That's an interesting project. It's nice to see that it is possible to get that armor around a normally proportioned person.
Note: the following advice is from a middling painter. A good amateur, but not a pro.
As to painting, even coverage doesn't need to be your goal if you don't want. You can get good color without ever getting a really even coat on there, depending on what effect you want. Uneven paint can look dirty or moody. It can look gritty, worn, or weathered. There's more than one way to do it, of course. But I'm not even sure that an even coat over an entire miniature was ever really recommended. For flags, insignia, and heraldry, maybe. But not for the rest of the miniature. You can use a light color on the bottom and then darken the cracks with washes and inks. Ordinary artists inks work reasonably well. A good wash supposedly has a flow improver of some kind in it, but you can go a long way with simply using a watered down paint. The point is you want more pigment to settle into the cracks. The flow improved just helps it do that more evenly . . . but since even isn't always necessary . . . As long as your color is tidy it doesn't necessarily need to be completely even. You need at least one good solid base coat everywhere, but above that it can get remarkably spotty.
The other alternative is to start dark and do lighter coats to hit the high parts. This can be drybrushing or highlighting, or even sponge painting if you do it right. The basic idea is that there isn't quite enough paint on the brush to actually cover everything. And you can vary this considerably with practice. You can put a lot of paint on a small brush in a small area and spread it out (highlighting), or you can put a little paint on a large area with a large brush that you wiped off to some extent (drybrusing). The two can produce relatively similar effects, though they are a little different. And if you do this on top of a still wet coat of paint you can do some really neat in between colors, particularly around the edges. (This last is a little trickier, especially if you use an acrylic and don't use an agent that makes it dry more slowly . . . like a flow improver.)
Artists acrylic inks usually have a flow improver, so they tend to dry more slowly to begin with.
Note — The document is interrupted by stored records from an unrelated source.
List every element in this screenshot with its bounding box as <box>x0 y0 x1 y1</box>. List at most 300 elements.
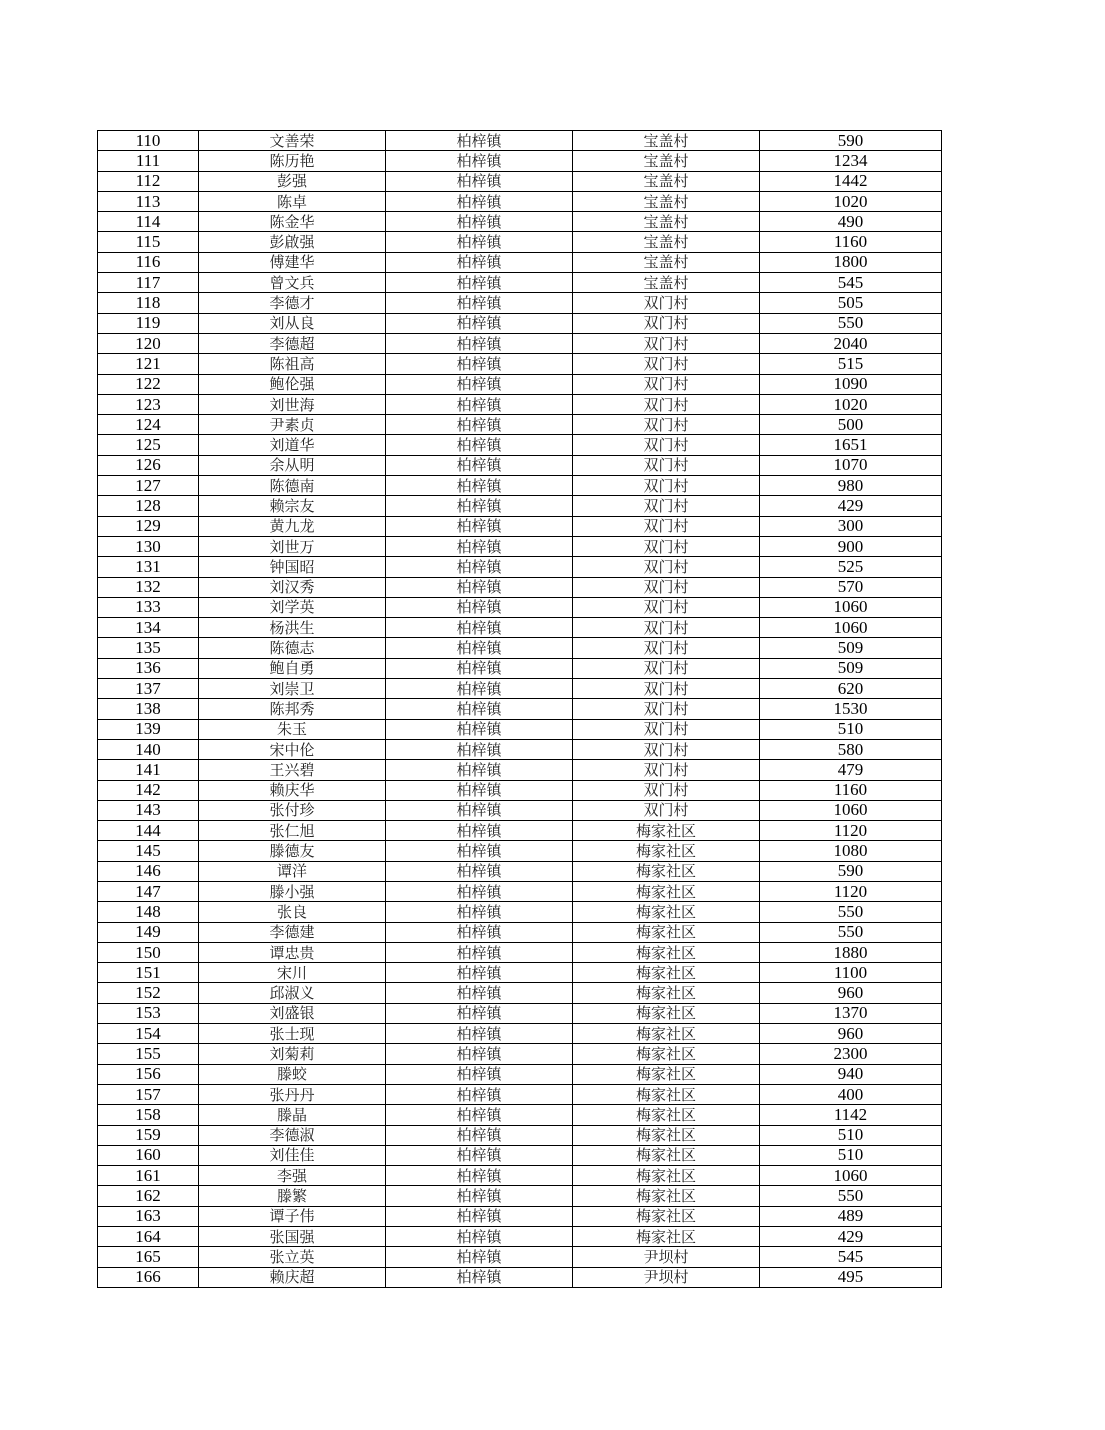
person-name-cell: 赖庆超 <box>199 1267 386 1287</box>
table-row <box>98 415 942 435</box>
village-name-cell: 双门村 <box>573 415 760 435</box>
table-row <box>98 1166 942 1186</box>
row-number-cell: 144 <box>98 821 199 841</box>
table-row <box>98 841 942 861</box>
person-name-cell: 刘世海 <box>199 394 386 414</box>
village-name-cell: 尹坝村 <box>573 1247 760 1267</box>
amount-value-cell: 545 <box>760 273 942 293</box>
row-number-cell: 110 <box>98 131 199 151</box>
town-name-cell: 柏梓镇 <box>386 131 573 151</box>
amount-value-cell: 509 <box>760 638 942 658</box>
table-row <box>98 861 942 881</box>
amount-value-cell: 1060 <box>760 597 942 617</box>
person-name-cell: 张国强 <box>199 1227 386 1247</box>
town-name-cell: 柏梓镇 <box>386 1145 573 1165</box>
row-number-cell: 129 <box>98 516 199 536</box>
town-name-cell: 柏梓镇 <box>386 1166 573 1186</box>
amount-value-cell: 1651 <box>760 435 942 455</box>
town-name-cell: 柏梓镇 <box>386 760 573 780</box>
amount-value-cell: 1442 <box>760 171 942 191</box>
amount-value-cell: 2040 <box>760 333 942 353</box>
village-name-cell: 梅家社区 <box>573 922 760 942</box>
village-name-cell: 双门村 <box>573 699 760 719</box>
row-number-cell: 146 <box>98 861 199 881</box>
table-row <box>98 1125 942 1145</box>
amount-value-cell: 479 <box>760 760 942 780</box>
village-name-cell: 宝盖村 <box>573 151 760 171</box>
village-name-cell: 双门村 <box>573 760 760 780</box>
person-name-cell: 王兴碧 <box>199 760 386 780</box>
person-name-cell: 滕蛟 <box>199 1064 386 1084</box>
amount-value-cell: 1530 <box>760 699 942 719</box>
person-name-cell: 张付珍 <box>199 800 386 820</box>
village-name-cell: 双门村 <box>573 354 760 374</box>
village-name-cell: 双门村 <box>573 536 760 556</box>
person-name-cell: 钟国昭 <box>199 557 386 577</box>
person-name-cell: 刘盛银 <box>199 1003 386 1023</box>
village-name-cell: 双门村 <box>573 638 760 658</box>
row-number-cell: 118 <box>98 293 199 313</box>
table-row <box>98 597 942 617</box>
town-name-cell: 柏梓镇 <box>386 699 573 719</box>
village-name-cell: 梅家社区 <box>573 1084 760 1104</box>
row-number-cell: 143 <box>98 800 199 820</box>
town-name-cell: 柏梓镇 <box>386 739 573 759</box>
table-row <box>98 1227 942 1247</box>
person-name-cell: 朱玉 <box>199 719 386 739</box>
row-number-cell: 130 <box>98 536 199 556</box>
town-name-cell: 柏梓镇 <box>386 171 573 191</box>
town-name-cell: 柏梓镇 <box>386 354 573 374</box>
amount-value-cell: 1070 <box>760 455 942 475</box>
row-number-cell: 128 <box>98 496 199 516</box>
person-name-cell: 陈德志 <box>199 638 386 658</box>
village-name-cell: 梅家社区 <box>573 983 760 1003</box>
person-name-cell: 余从明 <box>199 455 386 475</box>
village-name-cell: 双门村 <box>573 516 760 536</box>
row-number-cell: 155 <box>98 1044 199 1064</box>
town-name-cell: 柏梓镇 <box>386 719 573 739</box>
table-row <box>98 252 942 272</box>
row-number-cell: 151 <box>98 963 199 983</box>
row-number-cell: 114 <box>98 212 199 232</box>
person-name-cell: 尹素贞 <box>199 415 386 435</box>
town-name-cell: 柏梓镇 <box>386 232 573 252</box>
person-name-cell: 杨洪生 <box>199 618 386 638</box>
row-number-cell: 147 <box>98 881 199 901</box>
amount-value-cell: 510 <box>760 1125 942 1145</box>
town-name-cell: 柏梓镇 <box>386 618 573 638</box>
row-number-cell: 166 <box>98 1267 199 1287</box>
village-name-cell: 双门村 <box>573 374 760 394</box>
row-number-cell: 122 <box>98 374 199 394</box>
person-name-cell: 刘世万 <box>199 536 386 556</box>
amount-value-cell: 545 <box>760 1247 942 1267</box>
row-number-cell: 112 <box>98 171 199 191</box>
table-row <box>98 881 942 901</box>
village-name-cell: 宝盖村 <box>573 232 760 252</box>
table-row <box>98 1267 942 1287</box>
person-name-cell: 滕德友 <box>199 841 386 861</box>
person-name-cell: 刘菊莉 <box>199 1044 386 1064</box>
table-row <box>98 333 942 353</box>
amount-value-cell: 400 <box>760 1084 942 1104</box>
row-number-cell: 156 <box>98 1064 199 1084</box>
town-name-cell: 柏梓镇 <box>386 780 573 800</box>
town-name-cell: 柏梓镇 <box>386 597 573 617</box>
village-name-cell: 双门村 <box>573 496 760 516</box>
town-name-cell: 柏梓镇 <box>386 1206 573 1226</box>
town-name-cell: 柏梓镇 <box>386 293 573 313</box>
town-name-cell: 柏梓镇 <box>386 861 573 881</box>
row-number-cell: 163 <box>98 1206 199 1226</box>
village-name-cell: 双门村 <box>573 557 760 577</box>
amount-value-cell: 515 <box>760 354 942 374</box>
amount-value-cell: 2300 <box>760 1044 942 1064</box>
village-name-cell: 梅家社区 <box>573 841 760 861</box>
table-row <box>98 719 942 739</box>
town-name-cell: 柏梓镇 <box>386 333 573 353</box>
town-name-cell: 柏梓镇 <box>386 1227 573 1247</box>
row-number-cell: 131 <box>98 557 199 577</box>
village-name-cell: 梅家社区 <box>573 1186 760 1206</box>
row-number-cell: 132 <box>98 577 199 597</box>
person-name-cell: 李德才 <box>199 293 386 313</box>
town-name-cell: 柏梓镇 <box>386 1084 573 1104</box>
person-name-cell: 李德超 <box>199 333 386 353</box>
table-row <box>98 760 942 780</box>
table-row <box>98 800 942 820</box>
person-name-cell: 傅建华 <box>199 252 386 272</box>
person-name-cell: 张士现 <box>199 1024 386 1044</box>
row-number-cell: 145 <box>98 841 199 861</box>
table-body <box>98 131 942 1288</box>
amount-value-cell: 960 <box>760 983 942 1003</box>
table-row <box>98 699 942 719</box>
town-name-cell: 柏梓镇 <box>386 1003 573 1023</box>
town-name-cell: 柏梓镇 <box>386 557 573 577</box>
village-name-cell: 梅家社区 <box>573 1145 760 1165</box>
village-name-cell: 双门村 <box>573 679 760 699</box>
person-name-cell: 曾文兵 <box>199 273 386 293</box>
town-name-cell: 柏梓镇 <box>386 902 573 922</box>
amount-value-cell: 1120 <box>760 881 942 901</box>
amount-value-cell: 1100 <box>760 963 942 983</box>
row-number-cell: 158 <box>98 1105 199 1125</box>
person-name-cell: 陈金华 <box>199 212 386 232</box>
person-name-cell: 滕繁 <box>199 1186 386 1206</box>
table-row <box>98 638 942 658</box>
amount-value-cell: 509 <box>760 658 942 678</box>
row-number-cell: 164 <box>98 1227 199 1247</box>
village-name-cell: 宝盖村 <box>573 171 760 191</box>
person-name-cell: 彭强 <box>199 171 386 191</box>
table-row <box>98 1186 942 1206</box>
village-name-cell: 梅家社区 <box>573 1024 760 1044</box>
amount-value-cell: 590 <box>760 861 942 881</box>
village-name-cell: 双门村 <box>573 719 760 739</box>
town-name-cell: 柏梓镇 <box>386 273 573 293</box>
town-name-cell: 柏梓镇 <box>386 394 573 414</box>
village-name-cell: 双门村 <box>573 618 760 638</box>
amount-value-cell: 590 <box>760 131 942 151</box>
table-row <box>98 313 942 333</box>
table-row <box>98 394 942 414</box>
table-row <box>98 212 942 232</box>
town-name-cell: 柏梓镇 <box>386 476 573 496</box>
person-name-cell: 宋中伦 <box>199 739 386 759</box>
amount-value-cell: 1060 <box>760 1166 942 1186</box>
village-name-cell: 尹坝村 <box>573 1267 760 1287</box>
amount-value-cell: 960 <box>760 1024 942 1044</box>
row-number-cell: 149 <box>98 922 199 942</box>
amount-value-cell: 570 <box>760 577 942 597</box>
table-row <box>98 983 942 1003</box>
village-name-cell: 双门村 <box>573 597 760 617</box>
village-name-cell: 双门村 <box>573 780 760 800</box>
amount-value-cell: 490 <box>760 212 942 232</box>
town-name-cell: 柏梓镇 <box>386 577 573 597</box>
person-name-cell: 李德淑 <box>199 1125 386 1145</box>
row-number-cell: 136 <box>98 658 199 678</box>
person-name-cell: 文善荣 <box>199 131 386 151</box>
village-name-cell: 双门村 <box>573 455 760 475</box>
person-name-cell: 滕小强 <box>199 881 386 901</box>
row-number-cell: 117 <box>98 273 199 293</box>
data-table <box>97 130 942 1288</box>
person-name-cell: 鲍伦强 <box>199 374 386 394</box>
person-name-cell: 张丹丹 <box>199 1084 386 1104</box>
row-number-cell: 165 <box>98 1247 199 1267</box>
town-name-cell: 柏梓镇 <box>386 841 573 861</box>
table-row <box>98 1105 942 1125</box>
town-name-cell: 柏梓镇 <box>386 1044 573 1064</box>
town-name-cell: 柏梓镇 <box>386 881 573 901</box>
person-name-cell: 赖宗友 <box>199 496 386 516</box>
row-number-cell: 116 <box>98 252 199 272</box>
row-number-cell: 113 <box>98 191 199 211</box>
village-name-cell: 宝盖村 <box>573 212 760 232</box>
town-name-cell: 柏梓镇 <box>386 963 573 983</box>
table-row <box>98 679 942 699</box>
table-row <box>98 1064 942 1084</box>
row-number-cell: 120 <box>98 333 199 353</box>
village-name-cell: 梅家社区 <box>573 1206 760 1226</box>
town-name-cell: 柏梓镇 <box>386 496 573 516</box>
table-row <box>98 577 942 597</box>
row-number-cell: 141 <box>98 760 199 780</box>
person-name-cell: 宋川 <box>199 963 386 983</box>
village-name-cell: 梅家社区 <box>573 881 760 901</box>
row-number-cell: 133 <box>98 597 199 617</box>
amount-value-cell: 1800 <box>760 252 942 272</box>
table-row <box>98 922 942 942</box>
town-name-cell: 柏梓镇 <box>386 191 573 211</box>
person-name-cell: 张良 <box>199 902 386 922</box>
town-name-cell: 柏梓镇 <box>386 374 573 394</box>
town-name-cell: 柏梓镇 <box>386 536 573 556</box>
row-number-cell: 152 <box>98 983 199 1003</box>
person-name-cell: 刘道华 <box>199 435 386 455</box>
person-name-cell: 张仁旭 <box>199 821 386 841</box>
amount-value-cell: 550 <box>760 902 942 922</box>
amount-value-cell: 300 <box>760 516 942 536</box>
table-row <box>98 1206 942 1226</box>
village-name-cell: 双门村 <box>573 658 760 678</box>
table-row <box>98 374 942 394</box>
row-number-cell: 134 <box>98 618 199 638</box>
table-row <box>98 821 942 841</box>
person-name-cell: 彭啟强 <box>199 232 386 252</box>
table-row <box>98 1024 942 1044</box>
table-row <box>98 171 942 191</box>
amount-value-cell: 1142 <box>760 1105 942 1125</box>
table-row <box>98 476 942 496</box>
amount-value-cell: 550 <box>760 922 942 942</box>
table-row <box>98 354 942 374</box>
town-name-cell: 柏梓镇 <box>386 313 573 333</box>
row-number-cell: 127 <box>98 476 199 496</box>
town-name-cell: 柏梓镇 <box>386 983 573 1003</box>
town-name-cell: 柏梓镇 <box>386 435 573 455</box>
table-row <box>98 273 942 293</box>
person-name-cell: 张立英 <box>199 1247 386 1267</box>
village-name-cell: 宝盖村 <box>573 191 760 211</box>
village-name-cell: 梅家社区 <box>573 1064 760 1084</box>
town-name-cell: 柏梓镇 <box>386 922 573 942</box>
town-name-cell: 柏梓镇 <box>386 1247 573 1267</box>
table-row <box>98 191 942 211</box>
person-name-cell: 陈历艳 <box>199 151 386 171</box>
row-number-cell: 125 <box>98 435 199 455</box>
row-number-cell: 137 <box>98 679 199 699</box>
table-row <box>98 1145 942 1165</box>
village-name-cell: 宝盖村 <box>573 273 760 293</box>
amount-value-cell: 429 <box>760 496 942 516</box>
table-row <box>98 658 942 678</box>
amount-value-cell: 489 <box>760 1206 942 1226</box>
table-row <box>98 455 942 475</box>
person-name-cell: 邱淑义 <box>199 983 386 1003</box>
person-name-cell: 刘汉秀 <box>199 577 386 597</box>
town-name-cell: 柏梓镇 <box>386 942 573 962</box>
table-row <box>98 293 942 313</box>
amount-value-cell: 620 <box>760 679 942 699</box>
person-name-cell: 滕晶 <box>199 1105 386 1125</box>
table-row <box>98 739 942 759</box>
amount-value-cell: 900 <box>760 536 942 556</box>
row-number-cell: 139 <box>98 719 199 739</box>
table-row <box>98 1044 942 1064</box>
amount-value-cell: 1880 <box>760 942 942 962</box>
table-row <box>98 1084 942 1104</box>
town-name-cell: 柏梓镇 <box>386 821 573 841</box>
row-number-cell: 135 <box>98 638 199 658</box>
person-name-cell: 陈邦秀 <box>199 699 386 719</box>
table-row <box>98 435 942 455</box>
village-name-cell: 宝盖村 <box>573 131 760 151</box>
village-name-cell: 双门村 <box>573 800 760 820</box>
table-row <box>98 1247 942 1267</box>
amount-value-cell: 1090 <box>760 374 942 394</box>
person-name-cell: 刘崇卫 <box>199 679 386 699</box>
person-name-cell: 赖庆华 <box>199 780 386 800</box>
table-row <box>98 131 942 151</box>
village-name-cell: 梅家社区 <box>573 861 760 881</box>
table-row <box>98 516 942 536</box>
amount-value-cell: 510 <box>760 719 942 739</box>
amount-value-cell: 940 <box>760 1064 942 1084</box>
town-name-cell: 柏梓镇 <box>386 800 573 820</box>
village-name-cell: 梅家社区 <box>573 1003 760 1023</box>
amount-value-cell: 500 <box>760 415 942 435</box>
amount-value-cell: 1060 <box>760 618 942 638</box>
town-name-cell: 柏梓镇 <box>386 658 573 678</box>
village-name-cell: 梅家社区 <box>573 1044 760 1064</box>
row-number-cell: 121 <box>98 354 199 374</box>
village-name-cell: 梅家社区 <box>573 1105 760 1125</box>
amount-value-cell: 550 <box>760 1186 942 1206</box>
town-name-cell: 柏梓镇 <box>386 638 573 658</box>
amount-value-cell: 1370 <box>760 1003 942 1023</box>
row-number-cell: 161 <box>98 1166 199 1186</box>
table-row <box>98 536 942 556</box>
row-number-cell: 162 <box>98 1186 199 1206</box>
person-name-cell: 谭洋 <box>199 861 386 881</box>
amount-value-cell: 429 <box>760 1227 942 1247</box>
village-name-cell: 双门村 <box>573 739 760 759</box>
table-row <box>98 963 942 983</box>
village-name-cell: 双门村 <box>573 333 760 353</box>
person-name-cell: 黄九龙 <box>199 516 386 536</box>
amount-value-cell: 1060 <box>760 800 942 820</box>
village-name-cell: 宝盖村 <box>573 252 760 272</box>
table-row <box>98 557 942 577</box>
person-name-cell: 李德建 <box>199 922 386 942</box>
table-row <box>98 151 942 171</box>
village-name-cell: 双门村 <box>573 435 760 455</box>
village-name-cell: 梅家社区 <box>573 821 760 841</box>
village-name-cell: 梅家社区 <box>573 1227 760 1247</box>
amount-value-cell: 550 <box>760 313 942 333</box>
amount-value-cell: 1020 <box>760 394 942 414</box>
person-name-cell: 陈祖高 <box>199 354 386 374</box>
town-name-cell: 柏梓镇 <box>386 252 573 272</box>
row-number-cell: 153 <box>98 1003 199 1023</box>
person-name-cell: 陈卓 <box>199 191 386 211</box>
row-number-cell: 154 <box>98 1024 199 1044</box>
amount-value-cell: 1234 <box>760 151 942 171</box>
row-number-cell: 115 <box>98 232 199 252</box>
town-name-cell: 柏梓镇 <box>386 679 573 699</box>
village-name-cell: 梅家社区 <box>573 902 760 922</box>
row-number-cell: 124 <box>98 415 199 435</box>
village-name-cell: 梅家社区 <box>573 1125 760 1145</box>
town-name-cell: 柏梓镇 <box>386 151 573 171</box>
amount-value-cell: 510 <box>760 1145 942 1165</box>
row-number-cell: 140 <box>98 739 199 759</box>
person-name-cell: 鲍自勇 <box>199 658 386 678</box>
amount-value-cell: 1160 <box>760 232 942 252</box>
town-name-cell: 柏梓镇 <box>386 1064 573 1084</box>
table-row <box>98 1003 942 1023</box>
amount-value-cell: 525 <box>760 557 942 577</box>
town-name-cell: 柏梓镇 <box>386 455 573 475</box>
village-name-cell: 梅家社区 <box>573 963 760 983</box>
row-number-cell: 159 <box>98 1125 199 1145</box>
row-number-cell: 123 <box>98 394 199 414</box>
person-name-cell: 陈德南 <box>199 476 386 496</box>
If you put an ink on something a bit heavily you can then drybrush on top of that and it will blend in fairly nicely.
As to the miniature you have there, you could do a lot by simply using some inks or washes to give it some depth. A really quick, if slightly messy solution is to dip him into a runny translucent brown varnish, like a floor polish, and then spin him around inside a bucket on a drill so the brown only stays in the cracks. I've never tried this myself, but some folks swear by it, and they've gotten decent results. You might be able to achieve a similar effect with translucent inks, like Windsor Newton or Holbein. (I've used mostly the former, but the latter seems fine as well. And there are doubtless other brads that would work comparably.) Most of the time you want to change colors of inks for different colored parts of the miniature, but in his case you could probably just do him overall in brown (which works well with yellow) and just avoid the metalic bits. You might have to pick out his eyes when you're done.
The sculpting came out pretty well, actually. From your post I get the idea this is a first effort? What material did you use? I'm trying to learn to use green stuff (also sometimes called kneadtite.) It will make some remarkably fine detail, but it's finicky stuff and you have to work almost frustratingly slowly. Your miniature is maybe something more porous, like a clay? It's a good idea. I'd like to learn to make a form so that I can work up from one rather like you did there. Great start. Keep it up and I expect you'll do really neat things.